Omaha’s economy is very healthy, so there is not a problem with job loss causing any of this. They do have a lot of jobs that were added in construction, lending, and real estate, but my recent post about their job sector shows they are much more healthy than our SD economy. Even in Omaha, there is “a mortgage lender on every corner”, according to my friend who is a bookkeeper for 33 builders and realtors in Omaha.
powayseller
ParticipantThe problem is that 99% of economists are wrong. Dean Baker:
“Economists almost never forecast recessions. I happened to
get a copy of the “Blue Chip” top 50 forecasters rojections for 2001, dated Sept. 2000. Not one forecaster in this group projected a recession. In fact,the lowest growth projected by any of them for 2001 was 2.4 percent. Keep in mind, the stock market had already begun to unravel at that point, so it shouldn’t have been too hard to imagine that there would be some economic impact.” – Dean BakerBaker, Roubini, and a few others are more accurate. Even Thornberg has good data, but reaches poor conclusions; he tells people that prices in So CA will flatten for many years until wages catch up so nobody should sell their home! Nobody should cash out and rent! I am familiar with his work, and his conclusions.
Let the sheeple follow the advice of Thornberg, and hold on to their homes.
Economists cannot create a bubble, because they are sheeple too. They just follow the bubble like everyone else.
We have few competent economists. The people who are smart and insightful and courageous enough to go against trends are heroes. Only a few economists are heros; Most are sheeple.
So to answer your question, if a hero economist tells me where to put my money, I would do it. If Roubini said I should buy euros, I would do it. Because he knows MORE than I do on the current situation, so I believe he has a better vision of what will happen.
Someone like Alan Gin or Chris Thornberg, who can’t even see what is going on today, cannot be trusted to give advice. How can you give advice on a fiction reality?
I really need to become an economist. We need a good San Diego economist. We really do!
powayseller
Participantjg, can you explain how fewer Treasuries purchased affects the dollar and the economy. Thanks for that very clear explanation. Also, where are you putting your money?
powayseller
ParticipantDoesn’t liquidity mean there is a ready market for buyers and sellers? That is not the case for housing.
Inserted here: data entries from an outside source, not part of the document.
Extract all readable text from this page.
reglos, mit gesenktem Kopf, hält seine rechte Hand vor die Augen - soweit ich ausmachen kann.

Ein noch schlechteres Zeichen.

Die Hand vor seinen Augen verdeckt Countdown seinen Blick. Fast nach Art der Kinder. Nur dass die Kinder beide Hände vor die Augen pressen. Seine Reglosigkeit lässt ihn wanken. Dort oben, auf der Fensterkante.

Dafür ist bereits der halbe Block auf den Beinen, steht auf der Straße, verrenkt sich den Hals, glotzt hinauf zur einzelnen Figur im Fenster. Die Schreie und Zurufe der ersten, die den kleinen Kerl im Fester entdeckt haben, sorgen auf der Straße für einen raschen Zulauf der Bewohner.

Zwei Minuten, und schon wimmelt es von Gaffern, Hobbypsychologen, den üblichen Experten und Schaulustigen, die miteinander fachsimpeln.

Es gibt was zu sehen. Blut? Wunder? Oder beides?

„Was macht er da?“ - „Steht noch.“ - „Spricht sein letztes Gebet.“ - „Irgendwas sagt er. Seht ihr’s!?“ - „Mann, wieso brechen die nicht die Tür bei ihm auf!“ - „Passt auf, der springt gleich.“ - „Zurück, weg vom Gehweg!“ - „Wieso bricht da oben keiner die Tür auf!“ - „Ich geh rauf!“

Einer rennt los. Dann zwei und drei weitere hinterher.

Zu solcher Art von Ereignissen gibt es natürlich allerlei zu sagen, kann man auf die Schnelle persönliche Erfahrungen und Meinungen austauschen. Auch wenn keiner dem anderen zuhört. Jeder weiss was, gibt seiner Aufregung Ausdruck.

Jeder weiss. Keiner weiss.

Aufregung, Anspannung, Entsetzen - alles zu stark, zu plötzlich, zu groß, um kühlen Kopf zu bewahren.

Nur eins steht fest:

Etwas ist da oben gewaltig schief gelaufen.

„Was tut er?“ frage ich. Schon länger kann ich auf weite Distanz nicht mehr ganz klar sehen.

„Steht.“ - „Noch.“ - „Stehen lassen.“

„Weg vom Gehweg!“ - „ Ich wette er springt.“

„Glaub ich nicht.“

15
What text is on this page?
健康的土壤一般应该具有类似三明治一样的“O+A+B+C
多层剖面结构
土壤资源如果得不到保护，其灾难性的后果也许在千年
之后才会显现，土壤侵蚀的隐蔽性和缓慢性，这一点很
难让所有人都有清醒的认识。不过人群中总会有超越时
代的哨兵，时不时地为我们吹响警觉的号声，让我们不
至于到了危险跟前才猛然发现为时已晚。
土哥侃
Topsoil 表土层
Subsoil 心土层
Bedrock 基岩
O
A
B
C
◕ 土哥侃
We’ve got sellers who are asking for above-market prices. So, not a ready market for most sellers.
We’ve got buyers worried about how much further prices could drop, so sales are dropping every day.
This market is getting more illiquid by the day.
Eventually, sellers will get real, and start pricing their homes correctly. But without buyers lining up, liquidity is low.
I was told in the 90’s, some people would go for a year without having one showing. That is illiquidity.
powayseller
Participantanxvariety – I will risk a few grand. Can you tell me the list of options and puts you are buying? I won’t do shorts, but will consider the puts. Is there a professional service that gives us a list for homebuilders and retailers to short, sort of like Zeal does for commodities to buy?